Он вынул мумию и с пренебрежением бросил на пол. Потом закрыл саркофаг и вдвинул его обратно в нишу, при этом иронически заметив:
— Пригодится кому-нибудь другому: узурпатор принадлежит к той же семье и имеет право здесь покоиться. Вот и займет место этого то ли раба, то ли безымянного воина.
Затем он в гневе схватил мумию так, что она хрустнула в его руках, и, обернувшись к жрецу, сказал тоном, не терпящим возражений:
— Пошли отсюда!
— Что ты собираешься делать с умершим?
— Пойдем, — повторил юноша.
Он прошел сквозь пирамиду и подошел к бронзовой двери, так и стоявшей открытой. Унис запер ее своим похожим на змею ключом, и путники оказались под палящими лучами солнца.
— Теперь никто не сможет войти в пирамиду? — спросил Миринри, держа в руках мумию.
— Никто, кроме Пепи, у которого есть точно такой же ключ.
— Эта усыпальница откроется теперь, только чтобы впустить узурпатора, — глухо произнес Миринри. — Клянусь в этом Гебу, богу земли, Нут, богине неба, Тефнут, богине воды, Ра, богу Солнца, великим Осирису и Исиде и тому священному животному, которому поклоняется мой народ. Пусть Накус, демон смерти, утащит меня в царство мрака, если я нарушу клятву. Унис, ты жрец, и ты слышал мои слова. А теперь ты, жалкая падаль, осмелившаяся занять место моего отца, великого воина, спасшего Египет, убирайся! Найдешь свою могилу в утробе какой-нибудь гиены или шакала.
Сказав так, он поднял мумию над головой и со всей силы швырнул ее в песок, где она и осталась лежать вверх ногами.
— Когда мы сможем уехать отсюда? — спросил он потом. — Теперь, когда я знаю, что я действительно сын Тети, мне не терпится завоевать гордый Мемфис.
— Не спеши, Миринри, — ответил жрец. — Туда нам нужно отправляться с превеликой осторожностью, объединившись со старыми друзьями твоего отца. Если ты явишься открыто раньше, чем станешь достаточно силен, чтобы сразиться с Пепи, он тебя не пощадит.
— Но не могу же я надолго оставаться в этой пустыне, ведь тогда угаснет воодушевление, которое меня переполняет!

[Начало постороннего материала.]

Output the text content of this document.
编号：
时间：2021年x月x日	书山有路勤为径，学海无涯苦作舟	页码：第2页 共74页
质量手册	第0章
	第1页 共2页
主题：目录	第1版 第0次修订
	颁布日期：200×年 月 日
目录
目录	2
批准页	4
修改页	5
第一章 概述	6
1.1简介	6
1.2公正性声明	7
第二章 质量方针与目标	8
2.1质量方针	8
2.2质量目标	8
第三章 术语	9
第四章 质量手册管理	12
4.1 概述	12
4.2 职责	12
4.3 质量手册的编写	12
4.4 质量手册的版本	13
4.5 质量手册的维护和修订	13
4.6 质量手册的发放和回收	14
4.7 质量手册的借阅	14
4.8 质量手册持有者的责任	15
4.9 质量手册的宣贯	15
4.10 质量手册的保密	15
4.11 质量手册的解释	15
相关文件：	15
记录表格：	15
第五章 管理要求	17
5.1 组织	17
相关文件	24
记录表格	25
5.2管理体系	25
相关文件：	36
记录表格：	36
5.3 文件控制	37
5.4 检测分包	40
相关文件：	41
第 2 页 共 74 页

— Я прошу всего три-четыре дня. Давай вернемся в наше убежище.
Вечером того же дня, воспользовавшись тем, что юный фараон крепко заснул, Унис отправился на берег Нила и, распугав крокодилов и гиппопотамов, в изобилии водившихся в этих местах, принялся бросать в реку маленькие пылающие шарики, которые горели даже в воде, как знаменитый греческий огонь, секрет которого утерян.

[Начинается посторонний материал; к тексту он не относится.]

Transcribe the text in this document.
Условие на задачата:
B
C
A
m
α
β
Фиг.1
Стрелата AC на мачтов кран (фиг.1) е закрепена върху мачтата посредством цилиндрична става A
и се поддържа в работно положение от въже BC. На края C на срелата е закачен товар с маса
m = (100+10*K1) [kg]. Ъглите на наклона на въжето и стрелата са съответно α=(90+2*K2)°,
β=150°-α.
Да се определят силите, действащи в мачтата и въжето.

— Друзья начеку, они узнают, что Миринри готов, — приговаривал он. — Дождемся их, и да поможет Осирис новому Сыну Солнца.
5
На завоевание трона
Тремя днями позже на закате к тому самому месту, где Миринри нашел символ власти, подошел парусник, напоминавший дахабскую лодку, какими пользуются в Египте и сейчас, составляя, как в древности, мачты из нескольких кусков ствола и скрепляя стыки свежими бычьими шкурами, чтобы они высыхали и твердели уже на месте.
У парусника был широкий и мощный киль, закругленный нос с изукрашенной золотом рострой в виде ибиса со сложенными крыльями и два больших паруса, по форме напоминающие латинские, только с более изящным силуэтом.
Команда насчитывала две дюжины эфиопов с очень черной кожей и геркулесовым телосложением. Вся их одежда состояла из широкой полосы ткани, обернутой вокруг бедер так, чтобы концы проходили между ног. Тем, кто жил в климате, где даже зимой стояла жара, такого одеяния вполне хватало. У руля стоял человек в двух голубых прямоугольных передниках, забранных вверху за кожаный пояс. На голове у него красовался парик с поперечными рядами локонов и спадающими на плечи косами.
Это был красивый мужчина лет сорока, со светлой, чуть загорелой кожей, настоящее воплощение древнего египтянина: высокий, худощавый, с широкими мускулистыми плечами. Его подвижные, нервные руки заканчивались тонкими, изящными кистями, надколенные мышцы худых длинных ног были сильно развиты, как у всех людей, привыкших много ходить. На лице его застыло выражение глубокой грусти, грусть светилась и в больших темных глазах. Эта безотчетная печаль и сейчас сквозит в глазах современных египтян.
Едва парусник причалил к высокому берегу, где виднелись прекрасные пальмовые рощи, египтянин отдал эфиопам приказ спустить деревянный трап, сам подошел к огромному воронкообразному барабану и принялся громко в него колотить, а один человек из команды задул во флейту, извлекая резкие звуки, слышные на расстоянии нескольких миль.